New research from Experian Data Quality shows that inaccurate data has a direct impact on the bottom line of 88% of companies, with the average company losing 12% of its revenue.

This loss of revenue comes from wasted marketing spend, wasted resources, and wasted staff time. In this post I'll highlight some more surprising stats from the study.

The context

The hidden cost of bad data may be even greater than that 12% lost revenue. 28% of those who have had problems delivering email say that customer service has suffered as a result, while 21% experienced reputational damage.

The question here is not just one of increasing conversion at source, but one of protecting a company from the risk that comes from sending communications with incorrect contact information. In the US, this risk is high as ISPs increasingly crack down on email senders.

All of this forms the background to a key trend in marketing. Customer data (and in turn, CRM systems, marketing automation, customer experience management and analytics packages) remains a priority for improvement.

The EDQ survey was taken by more than 1,200 organisations in the UK, US and Europe, across a range of sectors and company sizes. Questions regarded how companies collect their contact data, how they manage it, and what impact bad data has on their business.

Why does data quality matter?

(click to enlarge) 

reasons for maintaining high quality records

Where do companies collect data?

On average, respondents use 3.4 sources to collect customer contact data.

  • 73% of companies collect data from their website.
  • 60% collect data from face-to-face sales teams (60%).
  • 54% collect data from call centres.
  • 47% of organisations collect contact data via mobile websites or apps.

(click to enlarge)

channels used to collect data

Data checking: Excel spreadsheets?

  • Only 38% use software to check data at the point of capture.
  • 34% use software to clean data after it has been collected.

Meanwhile, 38% continue to carry out regular manual checks on Excel spreadsheets, while 26% say they use one-off manual checks for seasonal campaigns.

Startlingly, 23% of companies rely solely on manual checks to check their contact records.

How endemic is the problem?

The average organisation estimates that 22% of all its contact data is inaccurate in some way.

This figure is up from 17% a year ago. Estimates of inaccuracy are higher among marketing and sales professionals, who believe more than 30% of their records are incorrect in some way.

This problem manifests itself often as a barrier to marketing across multiple channels. 42% say inaccurate contact data is the biggest barrier to multichannel marketing.

Email bounce back and loyalty lapse

The survey asked organisations about email campaigns and bounce back. 67% reported problems delivering email.

Similarly, a high proportion of loyalty programmes have suffered through bad contact data.
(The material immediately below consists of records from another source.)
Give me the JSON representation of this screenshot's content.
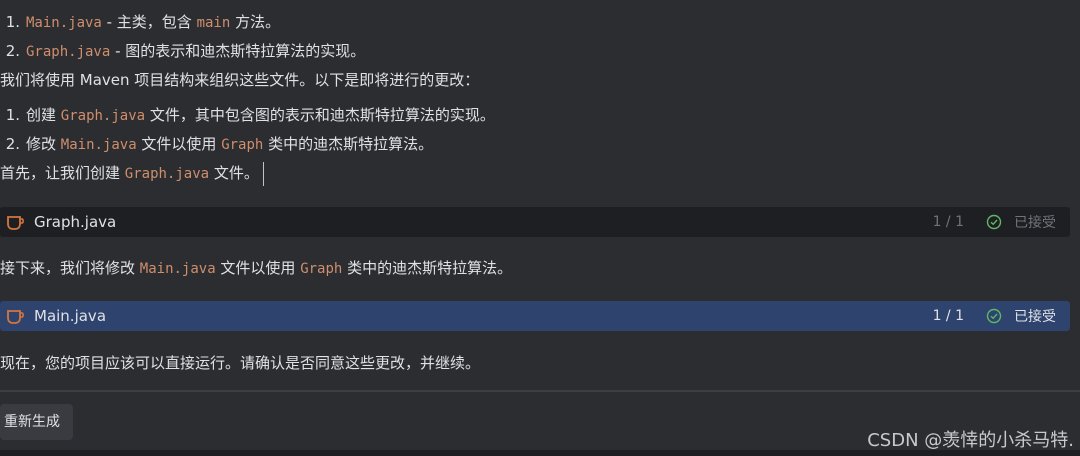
{
  "list1": [
    {
      "num": "1.",
      "code": "Main.java",
      "text": " - 主类，包含 ",
      "code2": "main",
      "text2": " 方法。"
    },
    {
      "num": "2.",
      "code": "Graph.java",
      "text": " - 图的表示和迪杰斯特拉算法的实现。"
    }
  ],
  "intro_text": "我们将使用 Maven 项目结构来组织这些文件。以下是即将进行的更改：",
  "list2": [
    {
      "num": "1.",
      "pre": "创建 ",
      "code": "Graph.java",
      "post": " 文件，其中包含图的表示和迪杰斯特拉算法的实现。"
    },
    {
      "num": "2.",
      "pre": "修改 ",
      "code": "Main.java",
      "mid": " 文件以使用 ",
      "code2": "Graph",
      "post": " 类中的迪杰斯特拉算法。"
    }
  ],
  "first_line": {
    "pre": "首先，让我们创建 ",
    "code": "Graph.java",
    "post": " 文件。"
  },
  "file1": {
    "name": "Graph.java",
    "count": "1 / 1",
    "status": "已接受"
  },
  "next_line": {
    "pre": "接下来，我们将修改 ",
    "code": "Main.java",
    "mid": " 文件以使用 ",
    "code2": "Graph",
    "post": " 类中的迪杰斯特拉算法。"
  },
  "file2": {
    "name": "Main.java",
    "count": "1 / 1",
    "status": "已接受"
  },
  "final_line": "现在，您的项目应该可以直接运行。请确认是否同意这些更改，并继续。",
  "regen_button": "重新生成",
  "watermark": "CSDN @羡悻的小杀马特.",
  "colors": {
    "code": "#cf8e6d",
    "accepted_check": "#5fb865",
    "blue_bar": "#2e436e"
  }
}
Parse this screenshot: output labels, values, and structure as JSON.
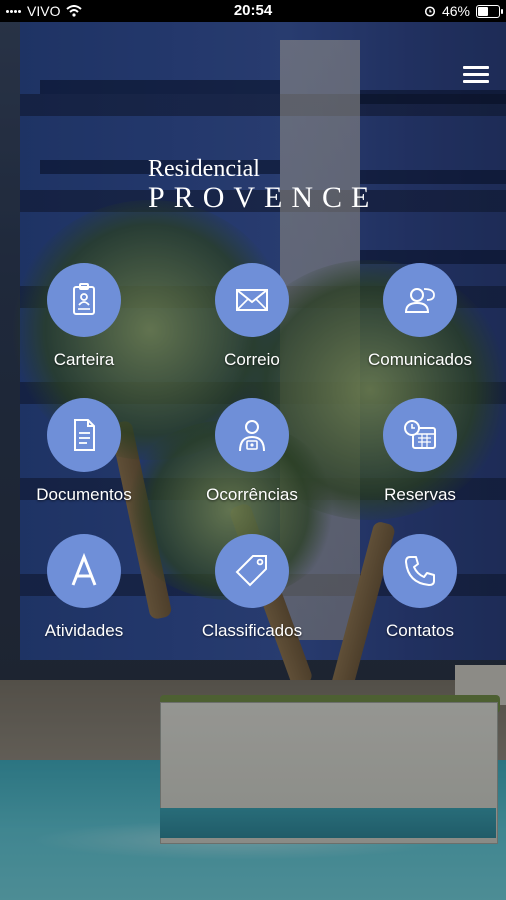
{
  "status_bar": {
    "carrier": "VIVO",
    "time": "20:54",
    "battery_percent": "46%",
    "battery_level": 0.46,
    "icons": [
      "signal-icon",
      "wifi-icon",
      "alarm-icon",
      "battery-icon"
    ]
  },
  "header": {
    "menu_icon": "hamburger-menu-icon",
    "logo_line1": "Residencial",
    "logo_line2": "PROVENCE"
  },
  "menu_items": [
    {
      "label": "Carteira",
      "icon": "id-badge-icon"
    },
    {
      "label": "Correio",
      "icon": "envelope-icon"
    },
    {
      "label": "Comunicados",
      "icon": "users-chat-icon"
    },
    {
      "label": "Documentos",
      "icon": "document-icon"
    },
    {
      "label": "Ocorrências",
      "icon": "doctor-report-icon"
    },
    {
      "label": "Reservas",
      "icon": "calendar-clock-icon"
    },
    {
      "label": "Atividades",
      "icon": "letter-a-icon"
    },
    {
      "label": "Classificados",
      "icon": "price-tag-icon"
    },
    {
      "label": "Contatos",
      "icon": "phone-icon"
    }
  ],
  "colors": {
    "icon_circle": "#6f8fd8",
    "text": "#ffffff",
    "status_bar_bg": "#000000"
  }
}
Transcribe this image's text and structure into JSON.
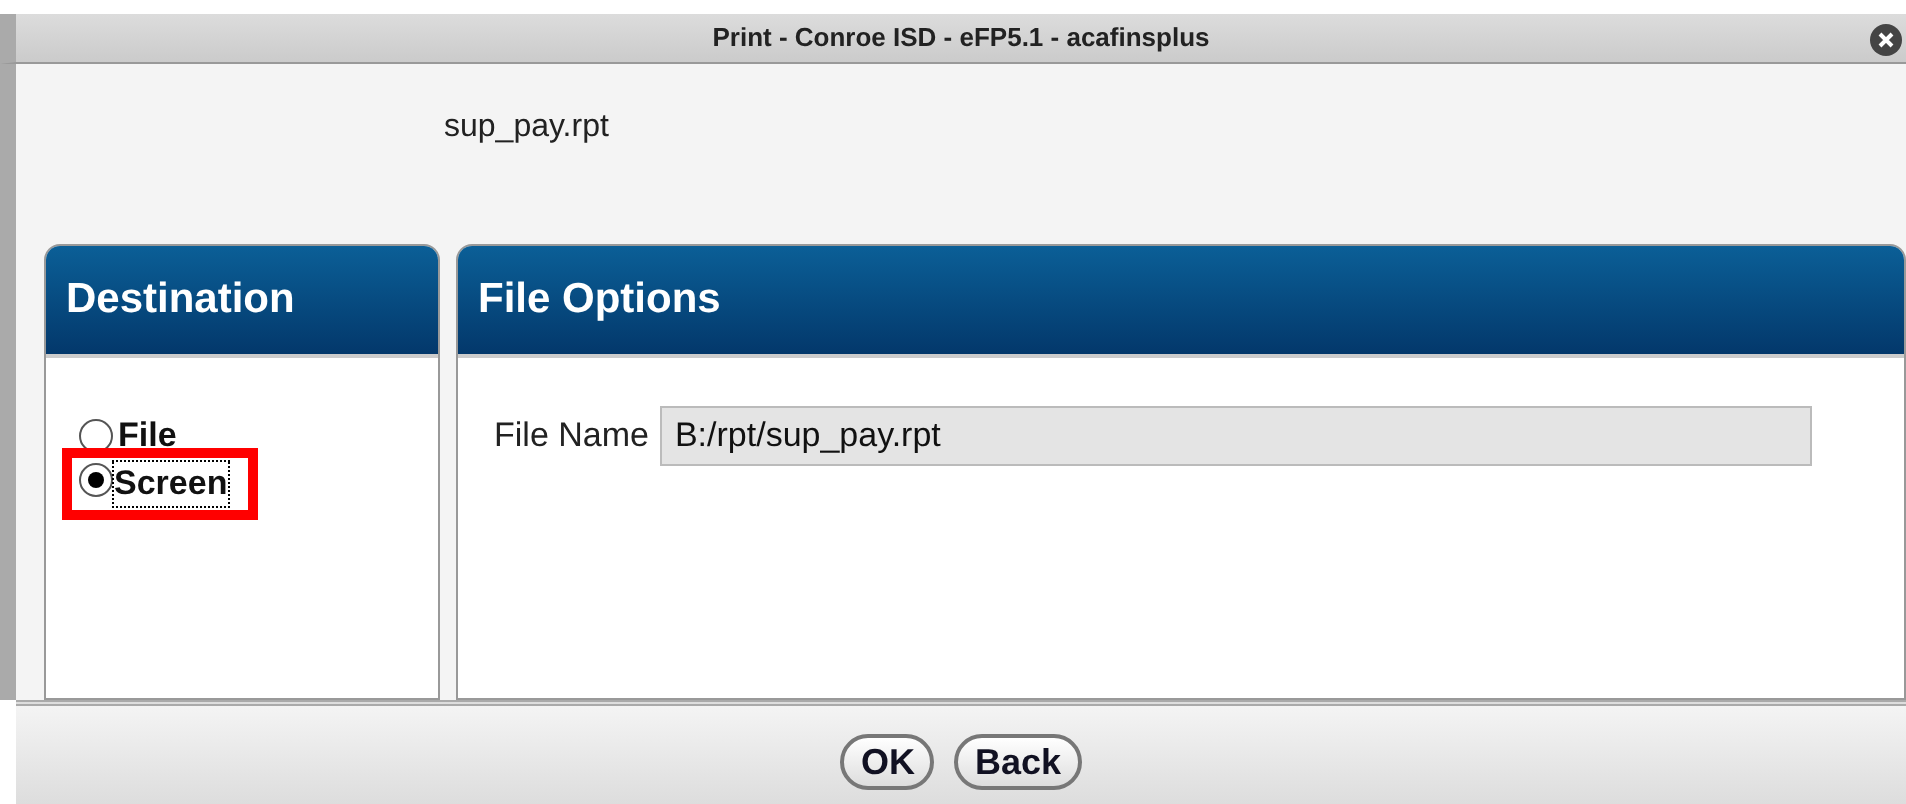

More than 70% of organisations running these programmes reported problems, with inaccurate customer information (34%) the chief cause. 

For more stats, see the full report

Ben Davis

Published 31 March, 2014 by Ben Davis @ Econsultancy

Ben Davis is a senior writer at Econsultancy. He lives in Manchester, England. You can contact him at ben.davis@econsultancy.com, follow at @herrhuld or connect via LinkedIn.

899 more posts from this author

Comments (2)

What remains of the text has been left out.